Después de 27 años de inacabable celibato, era el momento de desquitarse. Y se desquitó. Contrajo matrimonio con 32 mujeres, con las que tuvo en total 82 hijos. Para educarlos, sin embargo, desconfiaba de los misioneros. Mongkut admiraba su rectitud moral, pero las enseñanzas cristianas le parecían un disparate, y finalmente escogió como tutora a una joven india, que supo compaginar los conocimientos occidentales con las tradiciones del pais.
Vida de astrónomo
Pero la gran pasión de Mongkut era la astronomía. A menudo, cuando se entrevistaba con oficiales británicos, los sorprendía preguntándoles por el descubrimiento del planeta Neptuno. Un día, investigando por su cuenta, averiguó que en 1868 habría un eclipse total de sol en su país. Mongkut, entusiasmado, se puso a calcular el lugar y la fecha y hora exactas del eclipse. Y su duración.
No era nada fácil. Sus medios eran muy limitados, y los cálculos, complicadísimos. Aun así, Mongkut consiguió determinar que la oscuridad máxima sobrevendría el 18 de agosto en la aldea de Wakor, en mitad de la selva, y duraría 6 minutos y 46 segundos. Unos astrónomos franceses con los que consultó sus cálculos se quedaron asombrados. Se había equivocado en sólo dos segundos.
Lo que vino después era inevitable: Mongkut viajaría a Wakor para contemplar, en persona, su eclipse.
Ciencia en la selva
Los astrólogos de la corte se echaron las manos a la cabeza. Para el día del eclipse, el horóscopo de Su Majestad no auguraba nada bueno. Pero el rey no hizo ni caso. Los seres humanos llevaban milenios asustándose de los eclipses y atribuyéndoles todo tipo de desgracias, epidemias y desastres. Tras invitar a varias autoridades y astrónomos británicos y franceses, Mongkut emprendió un dificultoso viaje a través de la selva, acompañado también de su hijo, decenas de criados y una caravana de elefantes.
El eclipse no faltó a la cita, exactamente en la fecha y hora que Mongkut había predicho, y en cuanto terminó el espectáculo se desató la euforia. Volaron los tapones de las botellas de champagne, y los asistentes se lanzaron a festejarlo. Seguramente sin darse cuenta de que ahora no estaban en la corte. Estaban en la selva.
Y, en la selva, la oscuridad del eclipse había despertado a todos los animales nocturnos. En particular a los mosquitos, que se abalanzaron sobre aquel festín gratuito que el amor a la astronomía les acababa de regalar.

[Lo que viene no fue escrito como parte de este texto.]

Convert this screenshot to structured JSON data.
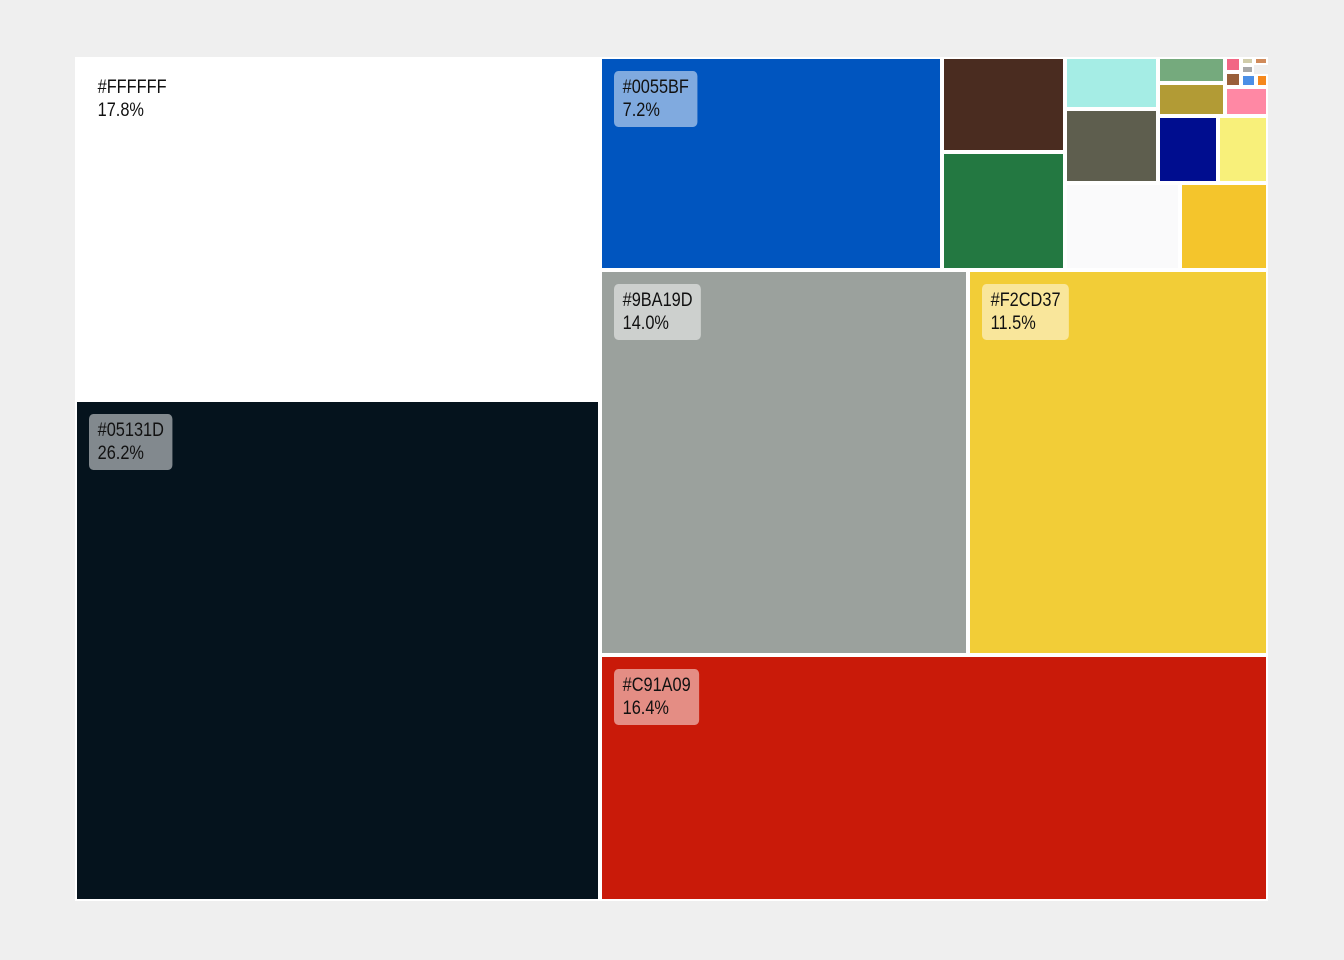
{
  "chart_data": {
    "type": "treemap",
    "title": "",
    "cells": [
      {
        "color": "#FFFFFF",
        "label": "#FFFFFF",
        "percent_label": "17.8%",
        "value": 17.8
      },
      {
        "color": "#05131D",
        "label": "#05131D",
        "percent_label": "26.2%",
        "value": 26.2
      },
      {
        "color": "#0055BF",
        "label": "#0055BF",
        "percent_label": "7.2%",
        "value": 7.2
      },
      {
        "color": "#9BA19D",
        "label": "#9BA19D",
        "percent_label": "14.0%",
        "value": 14.0
      },
      {
        "color": "#F2CD37",
        "label": "#F2CD37",
        "percent_label": "11.5%",
        "value": 11.5
      },
      {
        "color": "#C91A09",
        "label": "#C91A09",
        "percent_label": "16.4%",
        "value": 16.4
      },
      {
        "color": "#4A2C20",
        "value": 1.6
      },
      {
        "color": "#237841",
        "value": 1.6
      },
      {
        "color": "#A5EDE5",
        "value": 0.6
      },
      {
        "color": "#5E5E4E",
        "value": 1.1
      },
      {
        "color": "#FAFAFB",
        "value": 1.3
      },
      {
        "color": "#75AA7D",
        "value": 0.2
      },
      {
        "color": "#B29B35",
        "value": 0.3
      },
      {
        "color": "#000D8F",
        "value": 0.6
      },
      {
        "color": "#F8F07A",
        "value": 0.6
      },
      {
        "color": "#F4C52C",
        "value": 1.0
      },
      {
        "color": "#F26684",
        "value": 0.04
      },
      {
        "color": "#D0CCAA",
        "value": 0.02
      },
      {
        "color": "#D08A5A",
        "value": 0.01
      },
      {
        "color": "#9A5F3A",
        "value": 0.05
      },
      {
        "color": "#A8A8A8",
        "value": 0.03
      },
      {
        "color": "#4B8FE6",
        "value": 0.06
      },
      {
        "color": "#F5881C",
        "value": 0.04
      },
      {
        "color": "#FF88A4",
        "value": 0.2
      }
    ]
  }
}
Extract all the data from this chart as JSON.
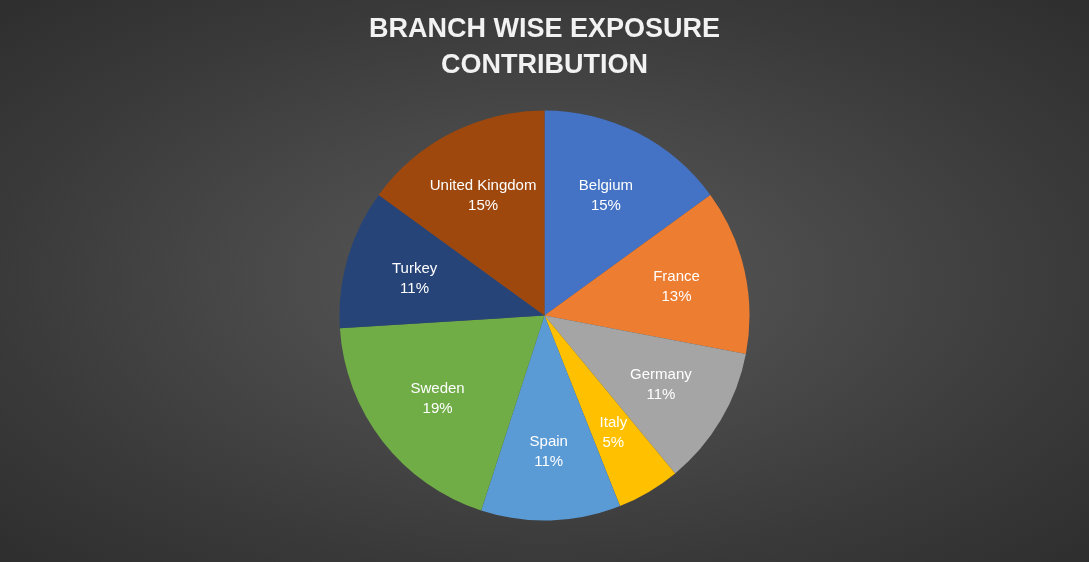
{
  "chart_data": {
    "type": "pie",
    "title": "BRANCH WISE EXPOSURE CONTRIBUTION",
    "categories": [
      "Belgium",
      "France",
      "Germany",
      "Italy",
      "Spain",
      "Sweden",
      "Turkey",
      "United Kingdom"
    ],
    "values": [
      15,
      13,
      11,
      5,
      11,
      19,
      11,
      15
    ],
    "value_labels": [
      "15%",
      "13%",
      "11%",
      "5%",
      "11%",
      "19%",
      "11%",
      "15%"
    ],
    "colors": [
      "#4472c4",
      "#ed7d31",
      "#a5a5a5",
      "#ffc000",
      "#5b9bd5",
      "#70ad47",
      "#264478",
      "#9e480e"
    ],
    "legend": false
  }
}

El rey y su hijo cayeron enfermos de paludismo, y con ellos varios oficiales europeos. La mayoría se recuperaron, pero Mongkut no tuvo tanta suerte. En sus largos años de vida monacal, su salud se había vuelto precaria. Por alguna razón incomprensible, se negó a recibir medicación contra el paludismo, y falleció a sólo seis semanas del infausto eclipse. Los astrólogos de la corte, naturalmente, estaban encantados de haberse conocido.
El salto a la fama
Su hijo, que lo sucedió en el trono, llevó aún más lejos las reformas que Mongkut había introducido. Redujo los impuestos a las mercancías extranjeras y emprendió la construcción de ferrocarriles, carreteras, canales y centrales eléctricas. Quizá gracias a ello, o a la situación estratégica del país entre potencias coloniales competidoras, el reino de Siam terminó librándose de la ocupación extranjera.
Al fin y al cabo, la tutora que Mongkut había escogido para sus hijos no lo había hecho tan mal. Casi un siglo después, la escritora Margaret Langdon escribió una novela histórica inspirada en aquella mujer. Se titulaba “Ana y el rey de Siam” y –aunque ha sido criticada por más de un historiador– tuvo un gran éxito en su tiempo. Los más ancianos del lugar quizá recuerden todavía aquella película musical del mismo nombre que hizo furor en los cines en los años 50.
Los menos ancianos, en cambio, tuvieron más suerte. En la versión de 1999, al menos, nadie cantaba.